AS the mercury soars, so too have energy demand and electricity prices in Singapore.
According to data from the Energy Market Company (EMC), demand for electricity surged in the week of May 7-13 to the highest weekly level since the market was established in January 2003.
The average half-hourly demand for the week rose 2.5 per cent week on week to a high of 6,597 megawatts, while supply increased by just 0.1 per cent.
The average Uniform Singapore Energy Price (USEP) more than doubled week on week to S$774.52 per megawatt hour (MWh) over the same period.
In comparison, the average USEP stood at S$323.96 per MWh in April and S$339.26 per MWh in March.
EMC chief executive Toh Seong Wah attributed the high USEP to tight supply and an increase in demand.
The USEP is the price of energy that is used to settle all energy injections and withdrawals in Singapore.
The increase coincides with a sweltering heat wave that has swept across Singapore and the region.
"With the recent warmer weather, electricity demand had also trended upwards, possibly due to the increased usage of air-conditioners," Toh said.
Notably, the temperature in Ang Mo Kio hit a high of 37 deg C on May 13. This was the highest-recorded temperature in the month of May, and ties with the all-time record for highest daily maximum temperature last recorded on Apr 17, 1983.
David Broadstock, a senior research fellow at the National University of Singapore Energy Studies Institute and head of the Energy Economics Division, said warmer temperatures could have led to a rise in the USEP as more people switch on the air-conditioning.
Air-conditioners that were already switched on may also have had to work harder to maintain the same temperatures, he noted.
Furthermore, Dr Broadstock found that of the roughly 23,000 observations of half-hourly periods he has made over the past 18 months, there appears to have been a shortfall of about "a couple of percentage points" in the energy regulator's initial forecast of demand versus actual demand.
"If the system is not ready to scale up supply to meet this demand, then the marginal power generators -- those brought in at short notice to provide for the unexpected high demand -- might charge higher costs," he said. He added that it may be timely to review the regulator's forecasting model.
End consumers, however, need not be unduly concerned over high wholesale prices -- at least for now.
According to Dr Broadstock, electricity tariffs reflect the long-run fair costs of production, which include fuel import price expectations and domestic power generation costs.
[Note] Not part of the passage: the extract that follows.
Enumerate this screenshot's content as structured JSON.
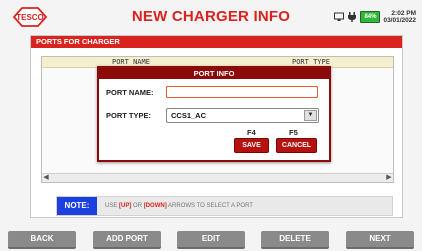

Several months of data are used to determine whether tariff rates should be revised.
Still, co-founder and chief executive of the Centre for Strategic Energy and Resources Victor Nian noted that fluctuations in the USEP are a sign that the electricity market is functioning as expected.
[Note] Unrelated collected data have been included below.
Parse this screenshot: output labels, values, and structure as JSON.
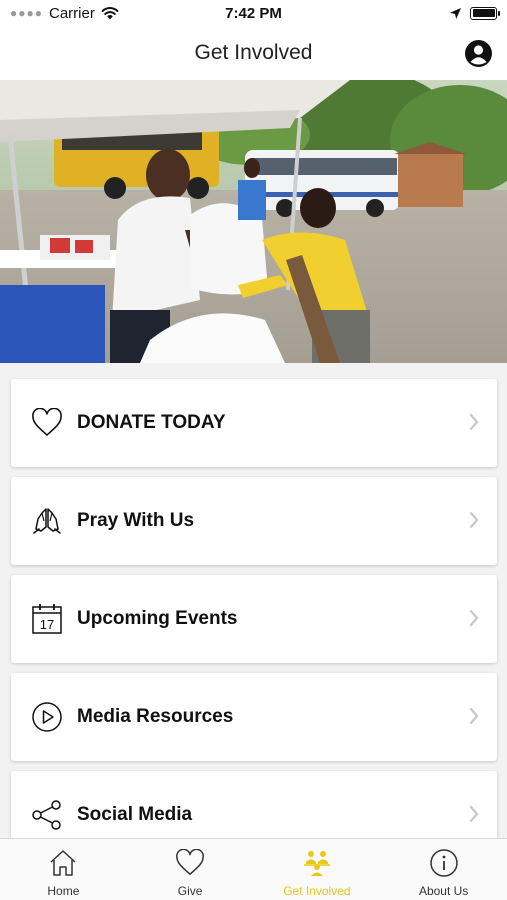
{
  "status_bar": {
    "carrier": "Carrier",
    "time": "7:42 PM"
  },
  "nav": {
    "title": "Get Involved"
  },
  "colors": {
    "accent": "#e8c81b",
    "card_text": "#111111",
    "chevron": "#c7c7cc"
  },
  "cards": [
    {
      "label": "DONATE TODAY",
      "icon": "heart-icon"
    },
    {
      "label": "Pray With Us",
      "icon": "praying-hands-icon"
    },
    {
      "label": "Upcoming Events",
      "icon": "calendar-icon",
      "icon_text": "17"
    },
    {
      "label": "Media Resources",
      "icon": "play-circle-icon"
    },
    {
      "label": "Social Media",
      "icon": "share-icon"
    }
  ],
  "tabs": [
    {
      "label": "Home",
      "icon": "home-icon",
      "active": false
    },
    {
      "label": "Give",
      "icon": "heart-icon",
      "active": false
    },
    {
      "label": "Get Involved",
      "icon": "people-icon",
      "active": true
    },
    {
      "label": "About Us",
      "icon": "info-icon",
      "active": false
    }
  ]
}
He added that even as short-term supply and demand changes continue to influence USEP, fossil fuel costs will also sway prices.
Similarly, Dr Broadstock cautioned that it is a good time to begin monitoring natural gas markets more closely.
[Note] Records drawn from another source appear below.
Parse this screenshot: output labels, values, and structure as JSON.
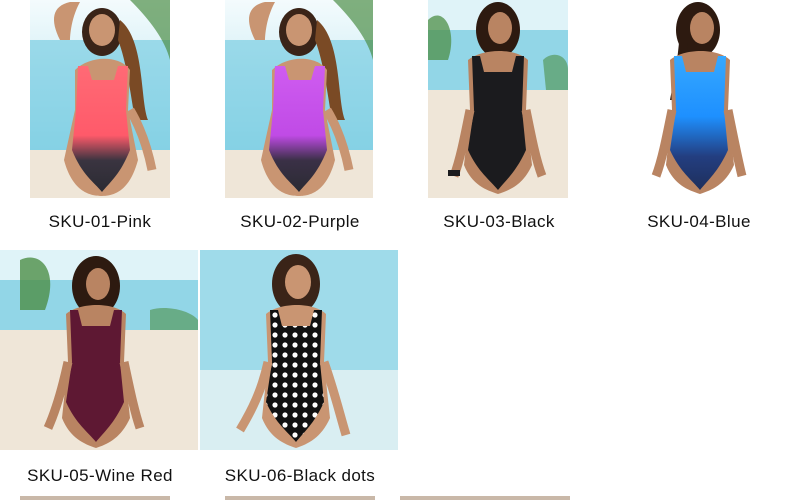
{
  "products": [
    {
      "sku": "SKU-01-Pink",
      "swimsuit_top": "#ff5a6a",
      "swimsuit_bottom": "#2b2b33",
      "pattern": "gradient"
    },
    {
      "sku": "SKU-02-Purple",
      "swimsuit_top": "#c04be6",
      "swimsuit_bottom": "#2b2b33",
      "pattern": "gradient"
    },
    {
      "sku": "SKU-03-Black",
      "swimsuit_top": "#1b1b1e",
      "swimsuit_bottom": "#1b1b1e",
      "pattern": "solid"
    },
    {
      "sku": "SKU-04-Blue",
      "swimsuit_top": "#1e90ff",
      "swimsuit_bottom": "#1e2f5c",
      "pattern": "gradient"
    },
    {
      "sku": "SKU-05-Wine Red",
      "swimsuit_top": "#5e1833",
      "swimsuit_bottom": "#5e1833",
      "pattern": "solid"
    },
    {
      "sku": "SKU-06-Black dots",
      "swimsuit_top": "#111111",
      "swimsuit_bottom": "#111111",
      "pattern": "polka-dots"
    }
  ],
  "colors": {
    "sea": "#5fc3dc",
    "sky": "#d8f1f8",
    "sand": "#efe6d8",
    "skin": "#c99572",
    "hair": "#3a2418"
  }
}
While natural gas prices have been much more stable than they have been in the past 18 months or so, he noted that future prices for contracts for the winter of 2023 are getting close to double that of recent market prices.
He added that more time is required to observe the USEP and natural gas markets to see if supply demand imbalances in Europe may drive further price rises, or if the short-term volatility that is being experienced will "naturally dissipate".
The Business Times (BT) understands that there has not been any natural gas supply disruptions to date.
On the hedging front, the Singapore Exchange (SGX) USEP electricity futures market also appears to be thinly traded.
According to SGX data, just six lots of USEP quarterly base load electricity futures for June 2023 changed hands since the start of this year. Two lots of quarterly base load electricity for September 2023 were traded.
Despite this, electricity retailer Flo Energy Singapore chief executive Matthijs Guichelaar noted that there are other hedge providers whom retailers can have deals with to safeguard themselves against high USEP prices. In addition, he noted that some retailers are also power generation companies (gencos), which have a sort of "natural hedge" as prices rise. "For them, if there is a high USEP price, that also means that their production gets paid high," Guichelaar said.
However, he noted that if retailers are not sufficiently hedged and remain short when the USEP spikes, they could incur more costs than income from their retail activities.
For the second quarter of 2023, the regulated electricity tariff fell 5.3 per cent to S$0.2962 per kilowatt hour (kWh), from S$0.3127 per kWh in the first quarter.
Electricity retailers appear to also have reduced their tariffs after the regulated tariff fell. For instance, Geneco's 12 and 24-month tariffs fell to S$0.2898 per kWh, from S$0.3086 per kWh and S$0.3066 per kWh, respectively.
Tuas Power's 12, 18 and 24-month tariffs also fell to S$0.2952 per kWh, from S$0.3116 per kWh in February this year.
As at Mar 1, Geneco and Tuas Power held 26.8 per cent and 21.3 per cent of residential retailer market share, respectively.
According to the Energy Market Authority's (EMA) data, just 0.07 per cent of residential accounts and 9.04 per cent of business accounts were on the wholesale electricity plan as at Mar 1, 2023.
BT has reached out to EMA for comment.